El amor que sentía por ella era lo único que no era mentira o una quimera infantil en su vida. Ella lo sabía, pero no le parecía suficiente y se cansaba de esperarlo en el lugar que tenía reservado para él. Ella abría ventanas mientras él construía un muro protector alrededor de su vida. Al principio estuvo bien, pero con el tiempo empezó a sentirse atrapada en lugar de protegida. Él salía con su bicicleta y a su regreso le traía flores, pero lo único que conseguía era que la ternura arraigara entre las grietas del muro que crecía entre ellos, de forma que la separación se hacía más dolorosa pero no menos inevitable.

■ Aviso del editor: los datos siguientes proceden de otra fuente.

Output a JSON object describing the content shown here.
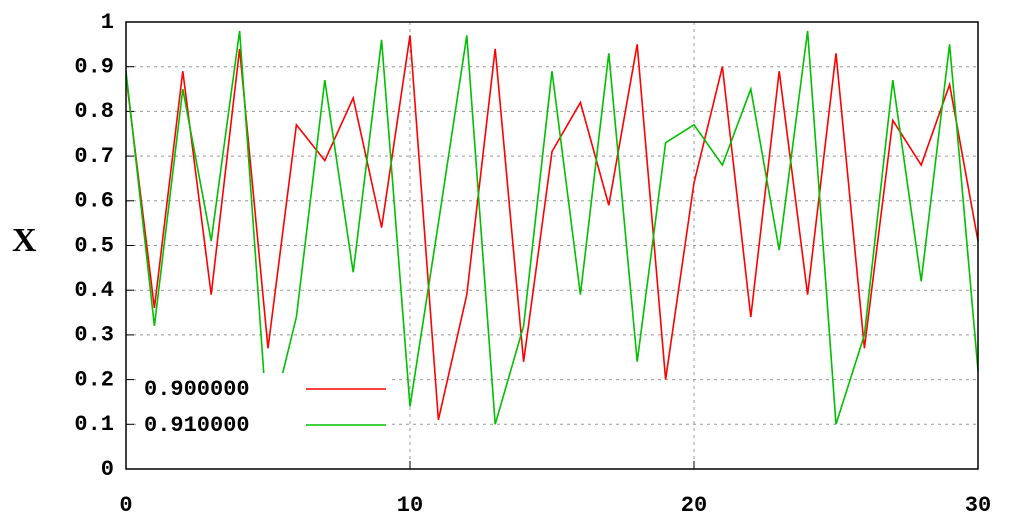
{
  "chart_data": {
    "type": "line",
    "y_label": "X",
    "x": [
      0,
      1,
      2,
      3,
      4,
      5,
      6,
      7,
      8,
      9,
      10,
      11,
      12,
      13,
      14,
      15,
      16,
      17,
      18,
      19,
      20,
      21,
      22,
      23,
      24,
      25,
      26,
      27,
      28,
      29,
      30
    ],
    "series": [
      {
        "name": "0.900000",
        "color": "#ff0000",
        "values": [
          0.88,
          0.36,
          0.89,
          0.39,
          0.94,
          0.27,
          0.77,
          0.69,
          0.83,
          0.54,
          0.97,
          0.11,
          0.39,
          0.94,
          0.24,
          0.71,
          0.82,
          0.59,
          0.95,
          0.2,
          0.64,
          0.9,
          0.34,
          0.89,
          0.39,
          0.93,
          0.27,
          0.78,
          0.68,
          0.86,
          0.51
        ]
      },
      {
        "name": "0.910000",
        "color": "#00c000",
        "values": [
          0.89,
          0.32,
          0.85,
          0.51,
          0.98,
          0.08,
          0.34,
          0.87,
          0.44,
          0.96,
          0.14,
          0.55,
          0.97,
          0.1,
          0.32,
          0.89,
          0.39,
          0.93,
          0.24,
          0.73,
          0.77,
          0.68,
          0.85,
          0.49,
          0.98,
          0.1,
          0.3,
          0.87,
          0.42,
          0.95,
          0.22
        ]
      }
    ],
    "xlim": [
      0,
      30
    ],
    "xticks": [
      0,
      10,
      20,
      30
    ],
    "ylim": [
      0,
      1
    ],
    "yticks": [
      0,
      0.1,
      0.2,
      0.3,
      0.4,
      0.5,
      0.6,
      0.7,
      0.8,
      0.9,
      1
    ],
    "grid": true,
    "legend": "lower left"
  }
}
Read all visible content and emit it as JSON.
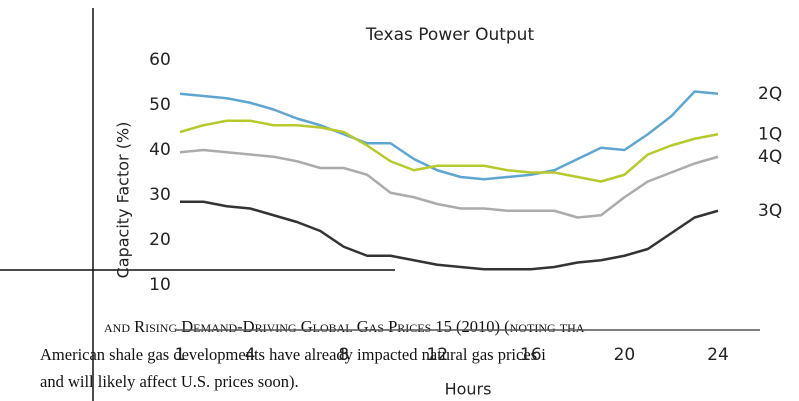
{
  "chart_data": {
    "type": "line",
    "title": "Texas Power Output",
    "x_label": "Hours",
    "y_label": "Capacity Factor (%)",
    "x": [
      1,
      2,
      3,
      4,
      5,
      6,
      7,
      8,
      9,
      10,
      11,
      12,
      13,
      14,
      15,
      16,
      17,
      18,
      19,
      20,
      21,
      22,
      23,
      24
    ],
    "series": [
      {
        "name": "2Q",
        "color": "#5ea6d0",
        "values": [
          52.5,
          52,
          51.5,
          50.5,
          49,
          47,
          45.5,
          43.5,
          41.5,
          41.5,
          38,
          35.5,
          34,
          33.5,
          34,
          34.5,
          35.5,
          38,
          40.5,
          40,
          43.5,
          47.5,
          53,
          52.5
        ]
      },
      {
        "name": "1Q",
        "color": "#b8c92e",
        "values": [
          44,
          45.5,
          46.5,
          46.5,
          45.5,
          45.5,
          45,
          44,
          41,
          37.5,
          35.5,
          36.5,
          36.5,
          36.5,
          35.5,
          35,
          35,
          34,
          33,
          34.5,
          39,
          41,
          42.5,
          43.5
        ]
      },
      {
        "name": "4Q",
        "color": "#ababab",
        "values": [
          39.5,
          40,
          39.5,
          39,
          38.5,
          37.5,
          36,
          36,
          34.5,
          30.5,
          29.5,
          28,
          27,
          27,
          26.5,
          26.5,
          26.5,
          25,
          25.5,
          29.5,
          33,
          35,
          37,
          38.5
        ]
      },
      {
        "name": "3Q",
        "color": "#333333",
        "values": [
          28.5,
          28.5,
          27.5,
          27,
          25.5,
          24,
          22,
          18.5,
          16.5,
          16.5,
          15.5,
          14.5,
          14,
          13.5,
          13.5,
          13.5,
          14,
          15,
          15.5,
          16.5,
          18,
          21.5,
          25,
          26.5
        ]
      }
    ],
    "xlim": [
      1,
      24
    ],
    "xticks": [
      1,
      4,
      8,
      12,
      16,
      20,
      24
    ],
    "ylim": [
      0,
      60
    ],
    "yticks": [
      10,
      20,
      30,
      40,
      50,
      60
    ],
    "grid": false
  },
  "document_text": {
    "lines": [
      "and Rising Demand-Driving Global Gas Prices 15 (2010) (noting tha",
      "American shale gas developments have already impacted natural gas prices i",
      "and will likely affect U.S. prices soon)."
    ]
  }
}
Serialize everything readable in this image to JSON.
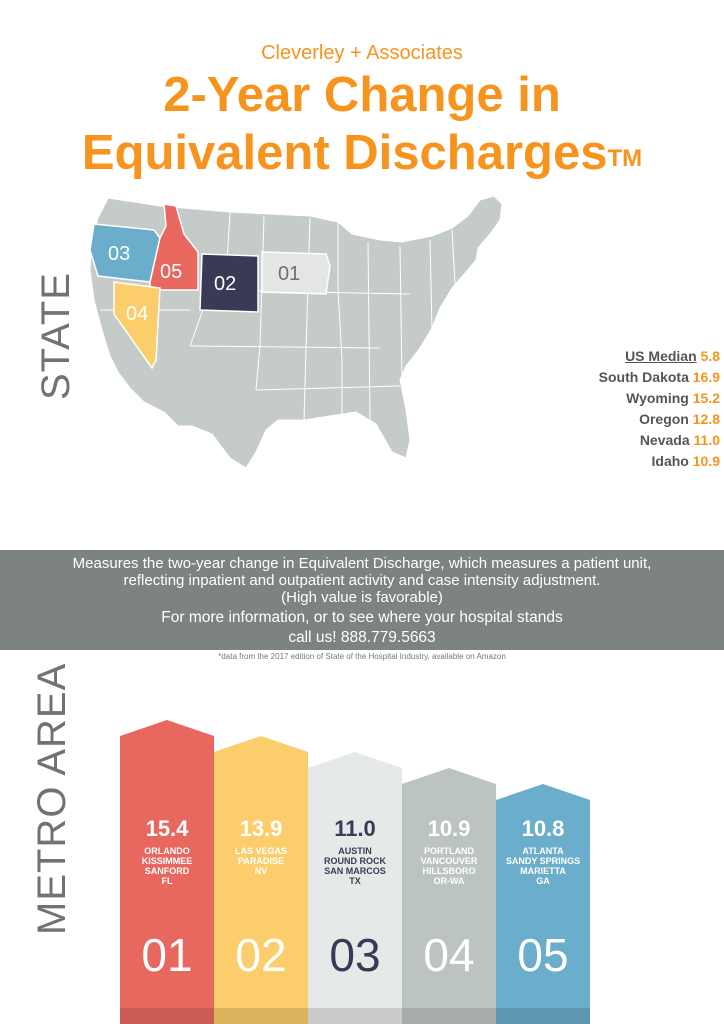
{
  "header": {
    "brand": "Cleverley + Associates",
    "title_line1": "2-Year Change in",
    "title_line2": "Equivalent Discharges",
    "trademark": "TM"
  },
  "state_section": {
    "label": "STATE",
    "map_labels": [
      {
        "id": "03",
        "state": "Oregon",
        "color": "#6aaecb"
      },
      {
        "id": "05",
        "state": "Idaho",
        "color": "#e8685f"
      },
      {
        "id": "02",
        "state": "Wyoming",
        "color": "#3a3956"
      },
      {
        "id": "01",
        "state": "South Dakota",
        "color": "#e4e6e5"
      },
      {
        "id": "04",
        "state": "Nevada",
        "color": "#fbcd6b"
      }
    ],
    "legend": {
      "median_label": "US Median",
      "median_value": "5.8",
      "rows": [
        {
          "name": "South Dakota",
          "value": "16.9"
        },
        {
          "name": "Wyoming",
          "value": "15.2"
        },
        {
          "name": "Oregon",
          "value": "12.8"
        },
        {
          "name": "Nevada",
          "value": "11.0"
        },
        {
          "name": "Idaho",
          "value": "10.9"
        }
      ]
    }
  },
  "info_band": {
    "line1": "Measures the two-year change in Equivalent Discharge, which measures a patient unit,",
    "line2": "reflecting inpatient and outpatient activity and case intensity adjustment.",
    "line3": "(High value is favorable)",
    "line4": "For more information, or to see where your hospital stands",
    "line5": "call us! 888.779.5663"
  },
  "footnote": "*data from the 2017 edition of State of the Hospital Industry, available on Amazon",
  "metro_section": {
    "label": "METRO AREA",
    "items": [
      {
        "rank": "01",
        "value": "15.4",
        "lines": [
          "ORLANDO",
          "KISSIMMEE",
          "SANFORD",
          "FL"
        ],
        "color": "#e8685f",
        "text_color": "#ffffff"
      },
      {
        "rank": "02",
        "value": "13.9",
        "lines": [
          "LAS VEGAS",
          "PARADISE",
          "NV"
        ],
        "color": "#fbcd6b",
        "text_color": "#ffffff"
      },
      {
        "rank": "03",
        "value": "11.0",
        "lines": [
          "AUSTIN",
          "ROUND ROCK",
          "SAN MARCOS",
          "TX"
        ],
        "color": "#e5e9e8",
        "text_color": "#3a3956"
      },
      {
        "rank": "04",
        "value": "10.9",
        "lines": [
          "PORTLAND",
          "VANCOUVER",
          "HILLSBORO",
          "OR-WA"
        ],
        "color": "#bcc4c2",
        "text_color": "#ffffff"
      },
      {
        "rank": "05",
        "value": "10.8",
        "lines": [
          "ATLANTA",
          "SANDY SPRINGS",
          "MARIETTA",
          "GA"
        ],
        "color": "#6aaecb",
        "text_color": "#ffffff"
      }
    ]
  }
}
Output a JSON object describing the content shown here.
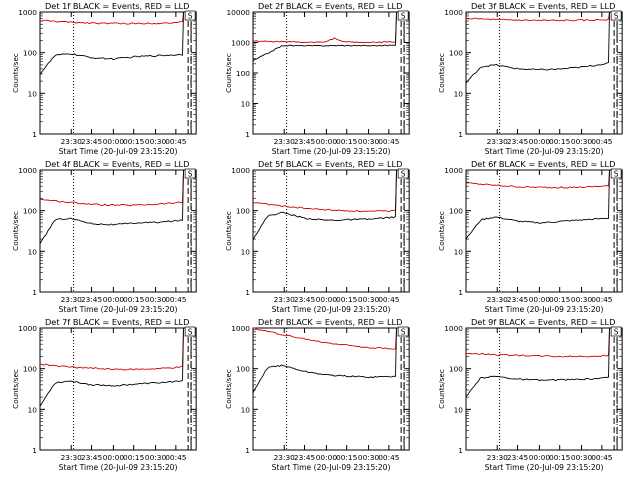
{
  "figure": {
    "background": "#ffffff",
    "axis_color": "#000000",
    "events_color": "#000000",
    "lld_color": "#d40000"
  },
  "chart_data": [
    {
      "type": "line",
      "title": "Det 1f BLACK = Events, RED = LLD",
      "xlabel": "Start Time (20-Jul-09 23:15:20)",
      "ylabel": "Counts/sec",
      "scale": "log",
      "ylim": [
        1,
        1000
      ],
      "ytick_labels": [
        "1",
        "10",
        "100",
        "1000"
      ],
      "xtick_labels": [
        "23:30",
        "23:45",
        "00:00",
        "00:15",
        "00:30",
        "00:45"
      ],
      "marker_label": "S",
      "series": [
        {
          "color": "#d40000",
          "x": [
            0,
            0.2,
            0.4,
            0.6,
            0.8,
            0.96
          ],
          "values": [
            620,
            560,
            530,
            520,
            530,
            560
          ]
        },
        {
          "color": "#000000",
          "x": [
            0,
            0.1,
            0.2,
            0.35,
            0.5,
            0.65,
            0.8,
            0.96
          ],
          "values": [
            30,
            85,
            95,
            75,
            70,
            80,
            85,
            90
          ]
        }
      ]
    },
    {
      "type": "line",
      "title": "Det 2f BLACK = Events, RED = LLD",
      "xlabel": "Start Time (20-Jul-09 23:15:20)",
      "ylabel": "Counts/sec",
      "scale": "log",
      "ylim": [
        1,
        10000
      ],
      "ytick_labels": [
        "1",
        "10",
        "100",
        "1000",
        "10000"
      ],
      "xtick_labels": [
        "23:30",
        "23:45",
        "00:00",
        "00:15",
        "00:30",
        "00:45"
      ],
      "marker_label": "S",
      "series": [
        {
          "color": "#d40000",
          "x": [
            0,
            0.2,
            0.4,
            0.5,
            0.55,
            0.6,
            0.8,
            0.96
          ],
          "values": [
            1100,
            1050,
            1000,
            1100,
            1400,
            1050,
            1000,
            1050
          ]
        },
        {
          "color": "#000000",
          "x": [
            0,
            0.2,
            0.4,
            0.6,
            0.8,
            0.96
          ],
          "values": [
            250,
            800,
            780,
            800,
            790,
            810
          ]
        }
      ]
    },
    {
      "type": "line",
      "title": "Det 3f BLACK = Events, RED = LLD",
      "xlabel": "Start Time (20-Jul-09 23:15:20)",
      "ylabel": "Counts/sec",
      "scale": "log",
      "ylim": [
        1,
        1000
      ],
      "ytick_labels": [
        "1",
        "10",
        "100",
        "1000"
      ],
      "xtick_labels": [
        "23:30",
        "23:45",
        "00:00",
        "00:15",
        "00:30",
        "00:45"
      ],
      "marker_label": "S",
      "series": [
        {
          "color": "#d40000",
          "x": [
            0,
            0.2,
            0.4,
            0.6,
            0.8,
            0.96
          ],
          "values": [
            700,
            650,
            630,
            620,
            630,
            650
          ]
        },
        {
          "color": "#000000",
          "x": [
            0,
            0.1,
            0.2,
            0.35,
            0.5,
            0.65,
            0.8,
            0.96
          ],
          "values": [
            18,
            45,
            50,
            40,
            38,
            40,
            45,
            55
          ]
        }
      ]
    },
    {
      "type": "line",
      "title": "Det 4f BLACK = Events, RED = LLD",
      "xlabel": "Start Time (20-Jul-09 23:15:20)",
      "ylabel": "Counts/sec",
      "scale": "log",
      "ylim": [
        1,
        1000
      ],
      "ytick_labels": [
        "1",
        "10",
        "100",
        "1000"
      ],
      "xtick_labels": [
        "23:30",
        "23:45",
        "00:00",
        "00:15",
        "00:30",
        "00:45"
      ],
      "marker_label": "S",
      "series": [
        {
          "color": "#d40000",
          "x": [
            0,
            0.2,
            0.4,
            0.6,
            0.8,
            0.96
          ],
          "values": [
            190,
            160,
            140,
            135,
            145,
            160
          ]
        },
        {
          "color": "#000000",
          "x": [
            0,
            0.1,
            0.2,
            0.35,
            0.5,
            0.65,
            0.8,
            0.96
          ],
          "values": [
            15,
            60,
            65,
            48,
            45,
            50,
            52,
            58
          ]
        }
      ]
    },
    {
      "type": "line",
      "title": "Det 5f BLACK = Events, RED = LLD",
      "xlabel": "Start Time (20-Jul-09 23:15:20)",
      "ylabel": "Counts/sec",
      "scale": "log",
      "ylim": [
        1,
        1000
      ],
      "ytick_labels": [
        "1",
        "10",
        "100",
        "1000"
      ],
      "xtick_labels": [
        "23:30",
        "23:45",
        "00:00",
        "00:15",
        "00:30",
        "00:45"
      ],
      "marker_label": "S",
      "series": [
        {
          "color": "#d40000",
          "x": [
            0,
            0.2,
            0.4,
            0.6,
            0.8,
            0.96
          ],
          "values": [
            160,
            130,
            110,
            100,
            95,
            100
          ]
        },
        {
          "color": "#000000",
          "x": [
            0,
            0.1,
            0.2,
            0.35,
            0.5,
            0.65,
            0.8,
            0.96
          ],
          "values": [
            20,
            75,
            90,
            65,
            58,
            60,
            62,
            70
          ]
        }
      ]
    },
    {
      "type": "line",
      "title": "Det 6f BLACK = Events, RED = LLD",
      "xlabel": "Start Time (20-Jul-09 23:15:20)",
      "ylabel": "Counts/sec",
      "scale": "log",
      "ylim": [
        1,
        1000
      ],
      "ytick_labels": [
        "1",
        "10",
        "100",
        "1000"
      ],
      "xtick_labels": [
        "23:30",
        "23:45",
        "00:00",
        "00:15",
        "00:30",
        "00:45"
      ],
      "marker_label": "S",
      "series": [
        {
          "color": "#d40000",
          "x": [
            0,
            0.2,
            0.4,
            0.6,
            0.8,
            0.96
          ],
          "values": [
            480,
            420,
            380,
            370,
            380,
            410
          ]
        },
        {
          "color": "#000000",
          "x": [
            0,
            0.1,
            0.2,
            0.35,
            0.5,
            0.65,
            0.8,
            0.96
          ],
          "values": [
            20,
            60,
            70,
            55,
            50,
            55,
            60,
            65
          ]
        }
      ]
    },
    {
      "type": "line",
      "title": "Det 7f BLACK = Events, RED = LLD",
      "xlabel": "Start Time (20-Jul-09 23:15:20)",
      "ylabel": "Counts/sec",
      "scale": "log",
      "ylim": [
        1,
        1000
      ],
      "ytick_labels": [
        "1",
        "10",
        "100",
        "1000"
      ],
      "xtick_labels": [
        "23:30",
        "23:45",
        "00:00",
        "00:15",
        "00:30",
        "00:45"
      ],
      "marker_label": "S",
      "series": [
        {
          "color": "#d40000",
          "x": [
            0,
            0.2,
            0.4,
            0.6,
            0.8,
            0.96
          ],
          "values": [
            130,
            110,
            100,
            95,
            100,
            110
          ]
        },
        {
          "color": "#000000",
          "x": [
            0,
            0.1,
            0.2,
            0.35,
            0.5,
            0.65,
            0.8,
            0.96
          ],
          "values": [
            12,
            45,
            50,
            40,
            38,
            42,
            45,
            50
          ]
        }
      ]
    },
    {
      "type": "line",
      "title": "Det 8f BLACK = Events, RED = LLD",
      "xlabel": "Start Time (20-Jul-09 23:15:20)",
      "ylabel": "Counts/sec",
      "scale": "log",
      "ylim": [
        1,
        1000
      ],
      "ytick_labels": [
        "1",
        "10",
        "100",
        "1000"
      ],
      "xtick_labels": [
        "23:30",
        "23:45",
        "00:00",
        "00:15",
        "00:30",
        "00:45"
      ],
      "marker_label": "S",
      "series": [
        {
          "color": "#d40000",
          "x": [
            0,
            0.15,
            0.3,
            0.45,
            0.6,
            0.8,
            0.96
          ],
          "values": [
            1000,
            750,
            580,
            460,
            390,
            330,
            310
          ]
        },
        {
          "color": "#000000",
          "x": [
            0,
            0.1,
            0.2,
            0.35,
            0.5,
            0.65,
            0.8,
            0.96
          ],
          "values": [
            25,
            110,
            120,
            85,
            70,
            65,
            62,
            65
          ]
        }
      ]
    },
    {
      "type": "line",
      "title": "Det 9f BLACK = Events, RED = LLD",
      "xlabel": "Start Time (20-Jul-09 23:15:20)",
      "ylabel": "Counts/sec",
      "scale": "log",
      "ylim": [
        1,
        1000
      ],
      "ytick_labels": [
        "1",
        "10",
        "100",
        "1000"
      ],
      "xtick_labels": [
        "23:30",
        "23:45",
        "00:00",
        "00:15",
        "00:30",
        "00:45"
      ],
      "marker_label": "S",
      "series": [
        {
          "color": "#d40000",
          "x": [
            0,
            0.2,
            0.4,
            0.6,
            0.8,
            0.96
          ],
          "values": [
            240,
            220,
            210,
            200,
            200,
            210
          ]
        },
        {
          "color": "#000000",
          "x": [
            0,
            0.1,
            0.2,
            0.35,
            0.5,
            0.65,
            0.8,
            0.96
          ],
          "values": [
            20,
            60,
            65,
            55,
            52,
            53,
            55,
            60
          ]
        }
      ]
    }
  ]
}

Él se volvió taciturno. Solo sus paseos en bicicleta parecían devolverle algo de su inocencia. Cuando estaba en casa, se pasaba las horas en el jardín construyendo el muro. Al final consiguió hacerlo tan alto que más allá de él solo se veía el cielo. A la pregunta de por qué lo hacía, él contestaba: «Así protegeremos la felicidad». Si ella replicaba que lo que en realidad estaba haciendo era «ocultarla», él la miraba con expresión de estupor, como si no la entendiera, pues solo podía reconocer la felicidad por aquello que la amenazaba.

Desde la ventana de la cocina podía verlo de espaldas y a horcajadas sobre el muro. Con flores en las manos, parecía un niño perdido bajo el cielo de la noche. Al pie del muro, las sábanas que ella había tendido iluminaban el jardín con la luz de las estrellas. Ella sintió que atravesaba la noche helada atraída por algo que había perdido hacía mucho tiempo. Salió al jardín y apoyó la mejilla en el muro. Estaba frío y mojado. Hurgó en las grietas y entre el musgo. Lloró y luego se limpió la cara en la sábana. Descubrió, estremecida, que el frío de la noche tornaba irreales las preocupaciones y que podía ver el futuro sin miedo, con confiada alegría. Desde arriba, él vio una mancha de luz.